The company handles this difficult material with ease. By making it clear that Orlando sees through Rosalind’s masquerade immediately – and that this makes it even more pleasing to Rosalind – director Jim Warren and the actors, Mendoza and Fallon, explode the play’s most implausible element. Fallon is superb in these scenes – it seems as though lust comes off Rosalind like a fine mist.

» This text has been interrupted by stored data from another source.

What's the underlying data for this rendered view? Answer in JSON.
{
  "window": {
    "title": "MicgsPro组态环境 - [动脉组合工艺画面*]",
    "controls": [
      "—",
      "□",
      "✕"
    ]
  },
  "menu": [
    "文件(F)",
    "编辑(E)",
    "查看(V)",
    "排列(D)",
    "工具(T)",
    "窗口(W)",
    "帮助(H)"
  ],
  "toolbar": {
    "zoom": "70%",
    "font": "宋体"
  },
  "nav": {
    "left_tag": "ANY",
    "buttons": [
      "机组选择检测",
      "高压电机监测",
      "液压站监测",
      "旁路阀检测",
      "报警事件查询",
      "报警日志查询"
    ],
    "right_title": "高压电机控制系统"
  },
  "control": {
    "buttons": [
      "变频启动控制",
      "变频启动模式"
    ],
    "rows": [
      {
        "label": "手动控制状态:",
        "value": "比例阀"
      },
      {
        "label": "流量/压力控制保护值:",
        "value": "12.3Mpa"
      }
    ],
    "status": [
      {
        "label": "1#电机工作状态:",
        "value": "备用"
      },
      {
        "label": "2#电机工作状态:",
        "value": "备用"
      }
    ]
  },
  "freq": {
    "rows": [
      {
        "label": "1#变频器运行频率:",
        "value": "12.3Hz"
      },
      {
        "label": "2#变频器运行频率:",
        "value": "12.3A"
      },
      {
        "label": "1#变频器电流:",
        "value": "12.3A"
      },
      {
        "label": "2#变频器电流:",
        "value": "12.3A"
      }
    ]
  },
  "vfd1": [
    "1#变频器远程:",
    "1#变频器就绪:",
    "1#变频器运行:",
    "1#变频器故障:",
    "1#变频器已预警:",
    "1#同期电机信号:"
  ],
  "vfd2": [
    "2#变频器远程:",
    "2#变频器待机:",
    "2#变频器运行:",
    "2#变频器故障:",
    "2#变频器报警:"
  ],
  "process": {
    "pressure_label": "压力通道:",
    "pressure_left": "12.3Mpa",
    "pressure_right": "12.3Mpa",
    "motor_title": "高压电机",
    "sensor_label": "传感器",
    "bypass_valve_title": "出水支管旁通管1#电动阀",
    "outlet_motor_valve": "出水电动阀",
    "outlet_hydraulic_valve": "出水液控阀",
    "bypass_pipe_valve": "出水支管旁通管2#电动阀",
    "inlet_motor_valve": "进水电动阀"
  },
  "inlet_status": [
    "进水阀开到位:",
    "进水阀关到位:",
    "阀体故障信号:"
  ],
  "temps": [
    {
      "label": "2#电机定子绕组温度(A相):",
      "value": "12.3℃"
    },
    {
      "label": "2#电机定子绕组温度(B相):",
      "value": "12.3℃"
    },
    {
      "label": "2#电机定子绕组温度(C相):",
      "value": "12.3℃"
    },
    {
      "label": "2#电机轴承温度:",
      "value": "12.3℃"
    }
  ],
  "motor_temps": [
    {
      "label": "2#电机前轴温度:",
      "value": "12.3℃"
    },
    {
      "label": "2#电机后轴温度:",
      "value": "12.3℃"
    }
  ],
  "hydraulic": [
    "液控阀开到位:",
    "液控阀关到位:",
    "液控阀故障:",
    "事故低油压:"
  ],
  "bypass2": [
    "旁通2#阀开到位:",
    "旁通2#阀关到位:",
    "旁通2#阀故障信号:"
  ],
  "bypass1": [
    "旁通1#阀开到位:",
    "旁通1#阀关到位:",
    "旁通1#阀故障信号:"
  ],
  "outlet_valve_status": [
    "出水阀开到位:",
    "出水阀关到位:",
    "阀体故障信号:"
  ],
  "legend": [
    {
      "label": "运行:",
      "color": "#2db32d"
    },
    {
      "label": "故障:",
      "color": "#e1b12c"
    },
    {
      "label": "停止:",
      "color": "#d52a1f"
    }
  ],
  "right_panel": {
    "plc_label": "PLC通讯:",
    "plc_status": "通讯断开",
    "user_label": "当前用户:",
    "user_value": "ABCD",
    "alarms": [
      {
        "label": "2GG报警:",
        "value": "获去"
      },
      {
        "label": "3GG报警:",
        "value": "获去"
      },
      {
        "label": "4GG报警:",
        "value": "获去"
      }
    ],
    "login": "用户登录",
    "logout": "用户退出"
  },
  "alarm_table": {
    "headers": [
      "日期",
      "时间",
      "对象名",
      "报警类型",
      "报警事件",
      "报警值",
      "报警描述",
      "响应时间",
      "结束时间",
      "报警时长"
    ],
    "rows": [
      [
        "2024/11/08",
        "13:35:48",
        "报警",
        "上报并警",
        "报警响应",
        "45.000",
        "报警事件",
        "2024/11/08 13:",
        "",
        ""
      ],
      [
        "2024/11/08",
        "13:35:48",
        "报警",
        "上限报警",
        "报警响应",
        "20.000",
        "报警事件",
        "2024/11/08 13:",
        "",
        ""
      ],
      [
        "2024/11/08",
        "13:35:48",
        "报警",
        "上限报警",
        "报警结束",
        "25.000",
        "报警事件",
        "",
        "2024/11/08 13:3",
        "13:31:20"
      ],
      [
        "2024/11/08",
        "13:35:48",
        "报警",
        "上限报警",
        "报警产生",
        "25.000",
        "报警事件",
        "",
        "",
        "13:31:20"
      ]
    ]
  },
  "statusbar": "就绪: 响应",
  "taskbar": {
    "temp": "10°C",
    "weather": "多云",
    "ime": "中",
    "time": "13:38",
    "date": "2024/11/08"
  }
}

Where there is an implausible development which the company cannot make sensible, they do not ignore it but they do not dwell on it. There is great comedy and sudden wisdom in this play, and it is those moments which the American Shakespeare Center celebrate. Much of the humor is in the side plots: Phebe (Celia Madeoy), a shrewish shepherdess, falls in love with Rosalind, believing her to be a boy, and thus flings aside the affections of the dolorous Silvus (Harrell again). Touchstone seeks the hand of the Monty Pythonesque Audrey (Matthew Sincell). And Oliver, reformed, sees redemption in Celia’s face.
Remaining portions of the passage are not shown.